From the ice age to the modern age, a 42,000-year-old baby woolly mammoth debuted on the world stage in Hong Kong.

Scientists say Lyuba, which means “love” in Russian, died after 32 days of life, drowning in river mud in present-day Siberia.

And for more than 40 millennia, she laid there encased in her dark, frigid grave.

But Thursday the two-foot tall baby mammoth stood in the hot spotlight at Hong Kong’s high-end International Finance Center Mall – across from Chanel and flanked by an Apple store and a Haagen-Dazs ice cream shop.

Karim Azar, general manager of IFC Mall, explained how ice age relics pair up with modern-day retail.

“We try to be a little bit more than a shopping mall. We want to try and be a cultural center. We’re always looking for events that will attract a more cultural kind of angle.”

Azar declined to say exactly how much money the mall paid to get Lyuba from her home at Russia’s Shemanovsky Museum but he did hint it was in the realm of several million Hong Kong dollars – 7.8 million Hong Kong dollars equals about $1 million in U.S. currency.

“We don’t do it for the monetary gain,” Azar said. “We’re doing it more for the cultural connection for the Hong Kong people and to get something interesting for the shopping mall.”
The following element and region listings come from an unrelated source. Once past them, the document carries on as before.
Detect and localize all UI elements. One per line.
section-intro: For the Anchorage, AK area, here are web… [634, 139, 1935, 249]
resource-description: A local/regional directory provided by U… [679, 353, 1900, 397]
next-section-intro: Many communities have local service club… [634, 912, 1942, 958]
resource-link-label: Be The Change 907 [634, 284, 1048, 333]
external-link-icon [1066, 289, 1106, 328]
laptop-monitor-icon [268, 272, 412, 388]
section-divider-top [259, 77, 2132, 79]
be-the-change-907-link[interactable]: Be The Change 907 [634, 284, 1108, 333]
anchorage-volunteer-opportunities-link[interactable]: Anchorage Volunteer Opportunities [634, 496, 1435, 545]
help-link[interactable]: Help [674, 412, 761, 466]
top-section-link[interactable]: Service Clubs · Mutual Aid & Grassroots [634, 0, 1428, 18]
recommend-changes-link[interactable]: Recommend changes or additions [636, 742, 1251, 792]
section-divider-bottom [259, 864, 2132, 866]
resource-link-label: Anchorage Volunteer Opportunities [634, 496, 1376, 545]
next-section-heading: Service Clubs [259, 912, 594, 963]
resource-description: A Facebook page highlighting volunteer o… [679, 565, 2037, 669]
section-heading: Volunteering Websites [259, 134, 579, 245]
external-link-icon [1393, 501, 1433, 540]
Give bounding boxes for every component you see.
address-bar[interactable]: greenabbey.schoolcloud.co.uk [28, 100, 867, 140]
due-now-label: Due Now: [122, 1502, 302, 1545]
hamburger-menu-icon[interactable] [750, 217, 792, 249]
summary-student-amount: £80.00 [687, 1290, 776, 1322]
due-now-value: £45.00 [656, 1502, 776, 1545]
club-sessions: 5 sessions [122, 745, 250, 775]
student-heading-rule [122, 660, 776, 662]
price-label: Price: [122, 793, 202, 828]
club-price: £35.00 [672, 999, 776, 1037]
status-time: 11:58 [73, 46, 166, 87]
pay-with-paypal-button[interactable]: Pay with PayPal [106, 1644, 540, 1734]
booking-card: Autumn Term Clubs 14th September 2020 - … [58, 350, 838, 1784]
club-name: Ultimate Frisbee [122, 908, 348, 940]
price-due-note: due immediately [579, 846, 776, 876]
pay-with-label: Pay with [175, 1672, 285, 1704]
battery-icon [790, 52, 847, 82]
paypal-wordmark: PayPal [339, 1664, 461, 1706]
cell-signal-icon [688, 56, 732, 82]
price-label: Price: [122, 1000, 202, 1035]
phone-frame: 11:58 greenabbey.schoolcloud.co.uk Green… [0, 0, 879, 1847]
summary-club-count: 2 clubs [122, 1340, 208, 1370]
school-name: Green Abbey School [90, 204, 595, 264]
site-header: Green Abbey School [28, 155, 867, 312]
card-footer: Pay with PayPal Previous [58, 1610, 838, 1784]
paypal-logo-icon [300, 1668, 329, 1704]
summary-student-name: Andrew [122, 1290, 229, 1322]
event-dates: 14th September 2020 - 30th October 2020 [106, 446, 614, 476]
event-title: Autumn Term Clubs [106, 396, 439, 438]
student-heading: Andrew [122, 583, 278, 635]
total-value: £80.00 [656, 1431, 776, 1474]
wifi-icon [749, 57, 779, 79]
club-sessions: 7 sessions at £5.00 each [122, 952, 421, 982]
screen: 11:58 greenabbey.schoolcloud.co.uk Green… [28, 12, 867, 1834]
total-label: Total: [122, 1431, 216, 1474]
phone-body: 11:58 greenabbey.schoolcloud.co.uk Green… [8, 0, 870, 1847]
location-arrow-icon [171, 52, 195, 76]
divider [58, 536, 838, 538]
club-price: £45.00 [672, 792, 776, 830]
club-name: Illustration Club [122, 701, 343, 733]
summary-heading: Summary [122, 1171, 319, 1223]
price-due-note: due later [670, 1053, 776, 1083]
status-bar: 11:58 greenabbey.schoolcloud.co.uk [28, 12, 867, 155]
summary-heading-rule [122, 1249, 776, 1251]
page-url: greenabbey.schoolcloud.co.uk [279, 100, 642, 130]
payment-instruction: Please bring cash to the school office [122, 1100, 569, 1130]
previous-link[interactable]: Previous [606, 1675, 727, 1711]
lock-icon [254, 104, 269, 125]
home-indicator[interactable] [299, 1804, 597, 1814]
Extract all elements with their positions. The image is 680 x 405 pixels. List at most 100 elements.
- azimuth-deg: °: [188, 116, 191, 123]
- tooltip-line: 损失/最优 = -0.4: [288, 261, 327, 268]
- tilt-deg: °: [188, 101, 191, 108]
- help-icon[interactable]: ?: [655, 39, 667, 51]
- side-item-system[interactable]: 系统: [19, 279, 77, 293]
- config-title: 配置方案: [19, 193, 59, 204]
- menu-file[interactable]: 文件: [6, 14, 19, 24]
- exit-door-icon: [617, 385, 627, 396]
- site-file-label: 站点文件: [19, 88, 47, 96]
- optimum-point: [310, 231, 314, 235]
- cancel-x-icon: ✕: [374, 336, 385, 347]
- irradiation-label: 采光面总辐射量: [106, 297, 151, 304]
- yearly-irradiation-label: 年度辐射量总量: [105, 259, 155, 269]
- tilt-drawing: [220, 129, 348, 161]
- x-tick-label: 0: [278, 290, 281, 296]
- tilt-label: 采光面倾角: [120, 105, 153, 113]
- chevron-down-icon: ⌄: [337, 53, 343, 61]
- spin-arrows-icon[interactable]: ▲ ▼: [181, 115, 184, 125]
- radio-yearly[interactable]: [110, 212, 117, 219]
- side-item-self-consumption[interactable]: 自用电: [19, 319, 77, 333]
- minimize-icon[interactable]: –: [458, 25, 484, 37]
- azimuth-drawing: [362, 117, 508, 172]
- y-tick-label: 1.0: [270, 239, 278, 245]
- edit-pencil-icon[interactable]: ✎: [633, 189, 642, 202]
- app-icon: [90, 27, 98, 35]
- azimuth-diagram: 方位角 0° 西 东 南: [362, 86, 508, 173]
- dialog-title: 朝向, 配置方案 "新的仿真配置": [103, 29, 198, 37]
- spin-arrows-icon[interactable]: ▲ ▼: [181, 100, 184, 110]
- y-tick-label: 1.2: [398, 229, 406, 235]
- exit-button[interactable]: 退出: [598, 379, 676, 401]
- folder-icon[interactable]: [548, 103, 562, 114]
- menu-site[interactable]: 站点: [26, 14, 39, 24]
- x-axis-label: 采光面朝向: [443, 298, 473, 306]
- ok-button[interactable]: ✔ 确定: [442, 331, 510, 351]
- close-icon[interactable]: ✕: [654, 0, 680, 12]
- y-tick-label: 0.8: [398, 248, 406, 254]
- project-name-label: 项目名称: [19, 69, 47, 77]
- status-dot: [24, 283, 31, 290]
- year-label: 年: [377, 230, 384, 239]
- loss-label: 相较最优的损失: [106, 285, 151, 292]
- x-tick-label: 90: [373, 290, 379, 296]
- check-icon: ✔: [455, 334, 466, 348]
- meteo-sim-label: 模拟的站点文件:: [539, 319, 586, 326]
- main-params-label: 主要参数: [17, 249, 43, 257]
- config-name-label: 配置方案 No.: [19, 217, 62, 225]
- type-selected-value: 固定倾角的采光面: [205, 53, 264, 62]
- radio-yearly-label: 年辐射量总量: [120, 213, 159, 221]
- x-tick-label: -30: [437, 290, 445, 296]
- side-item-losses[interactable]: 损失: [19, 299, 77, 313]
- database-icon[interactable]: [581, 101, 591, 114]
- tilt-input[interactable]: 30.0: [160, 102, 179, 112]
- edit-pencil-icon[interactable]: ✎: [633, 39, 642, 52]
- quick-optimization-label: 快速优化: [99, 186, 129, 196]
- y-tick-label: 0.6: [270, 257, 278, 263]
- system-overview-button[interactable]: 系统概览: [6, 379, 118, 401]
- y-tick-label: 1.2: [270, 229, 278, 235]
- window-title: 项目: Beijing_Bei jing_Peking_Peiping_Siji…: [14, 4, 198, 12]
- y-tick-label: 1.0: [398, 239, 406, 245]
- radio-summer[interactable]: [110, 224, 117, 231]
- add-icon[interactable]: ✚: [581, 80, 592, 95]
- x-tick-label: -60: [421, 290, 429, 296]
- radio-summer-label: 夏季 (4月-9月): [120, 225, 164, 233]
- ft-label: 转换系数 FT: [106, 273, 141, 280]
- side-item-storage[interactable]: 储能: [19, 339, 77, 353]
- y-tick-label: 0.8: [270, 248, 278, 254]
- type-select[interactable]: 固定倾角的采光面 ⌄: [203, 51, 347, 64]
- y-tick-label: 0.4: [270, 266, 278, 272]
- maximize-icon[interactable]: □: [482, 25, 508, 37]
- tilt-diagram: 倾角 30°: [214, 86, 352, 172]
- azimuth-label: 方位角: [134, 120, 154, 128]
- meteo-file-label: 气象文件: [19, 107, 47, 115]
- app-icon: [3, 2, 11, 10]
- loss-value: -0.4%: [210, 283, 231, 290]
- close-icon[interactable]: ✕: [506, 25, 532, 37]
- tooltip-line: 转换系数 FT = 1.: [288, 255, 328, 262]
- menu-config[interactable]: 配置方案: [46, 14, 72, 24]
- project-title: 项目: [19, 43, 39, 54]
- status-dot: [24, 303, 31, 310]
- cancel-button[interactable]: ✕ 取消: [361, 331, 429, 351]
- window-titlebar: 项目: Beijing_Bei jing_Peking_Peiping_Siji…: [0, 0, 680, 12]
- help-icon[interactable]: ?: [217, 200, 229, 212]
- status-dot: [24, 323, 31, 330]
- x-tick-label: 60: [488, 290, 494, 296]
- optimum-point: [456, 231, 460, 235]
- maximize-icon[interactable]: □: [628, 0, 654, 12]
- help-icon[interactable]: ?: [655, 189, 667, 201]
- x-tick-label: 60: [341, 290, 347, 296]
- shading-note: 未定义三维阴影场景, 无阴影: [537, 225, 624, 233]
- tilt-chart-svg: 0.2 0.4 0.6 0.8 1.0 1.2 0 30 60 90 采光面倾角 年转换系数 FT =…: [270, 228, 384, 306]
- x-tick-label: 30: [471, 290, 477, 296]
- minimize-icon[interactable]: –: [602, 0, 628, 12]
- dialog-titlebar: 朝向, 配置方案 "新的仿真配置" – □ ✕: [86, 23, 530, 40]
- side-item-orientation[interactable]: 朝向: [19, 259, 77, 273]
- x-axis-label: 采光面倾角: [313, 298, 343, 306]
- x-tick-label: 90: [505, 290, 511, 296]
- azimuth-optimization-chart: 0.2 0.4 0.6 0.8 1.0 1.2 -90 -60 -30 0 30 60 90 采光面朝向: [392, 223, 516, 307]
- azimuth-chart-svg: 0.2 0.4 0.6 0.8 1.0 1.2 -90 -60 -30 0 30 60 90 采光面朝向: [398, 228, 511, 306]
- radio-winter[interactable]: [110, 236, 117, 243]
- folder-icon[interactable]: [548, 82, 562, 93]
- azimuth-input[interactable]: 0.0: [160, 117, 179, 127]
He says the “headaches” and “red tape” – including a Hong Kong promise to Russia to return Lyuba – were worth it for the archaeological significance.

Bernard Buigues, the French explorer who announced Lyuba’s discovery in 2007, divulged that Lyuba is insured for U.S. $1.5 million. But the director of the Mammuthus Project added she is priceless.

“When you have access to such a specimen you think it’s not possible. You have to pinch yourself and think you are dreaming,” he said.

Buigues goes on to say how excited he was to see Lyuba for the first time, and how fortunate a reindeer herder found the mammoth in 2007. The region’s extreme cold and the lack of oxygen from Lyuba’s thick mud grave had helped to keep her nearly 100% intact.

Aside from missing a few toenails, Lyuba still sports a tuft of hair. Her skin is a near life-like grey. Even her last meal was preserved. That included her mother’s milk and bits of her mother’s feces – an aid for digestion.

The baby mammoth is not alone on her field trip to Asia. Also on loan from Russia’s Shemanovsky Museum is a three-story, two-ton replica of a woolly mammoth skeleton. A trio of real skulls from other extinct ice age animals round out Lyuba’s coterie – a woolly rhino with a long single horn, a steppe bison and an open-mouthed cave lion baring its sharp predator’s teeth.

But Lyuba is the star of this show. To the thousands of expected visitors, she may prove that being 42,000 years old never looked so good.

The exhibit “I Love Lyuba: Baby Mammoth of the Ice Age” extends to May 10, 2012 at Hong Kong’s International Finance Center Mall.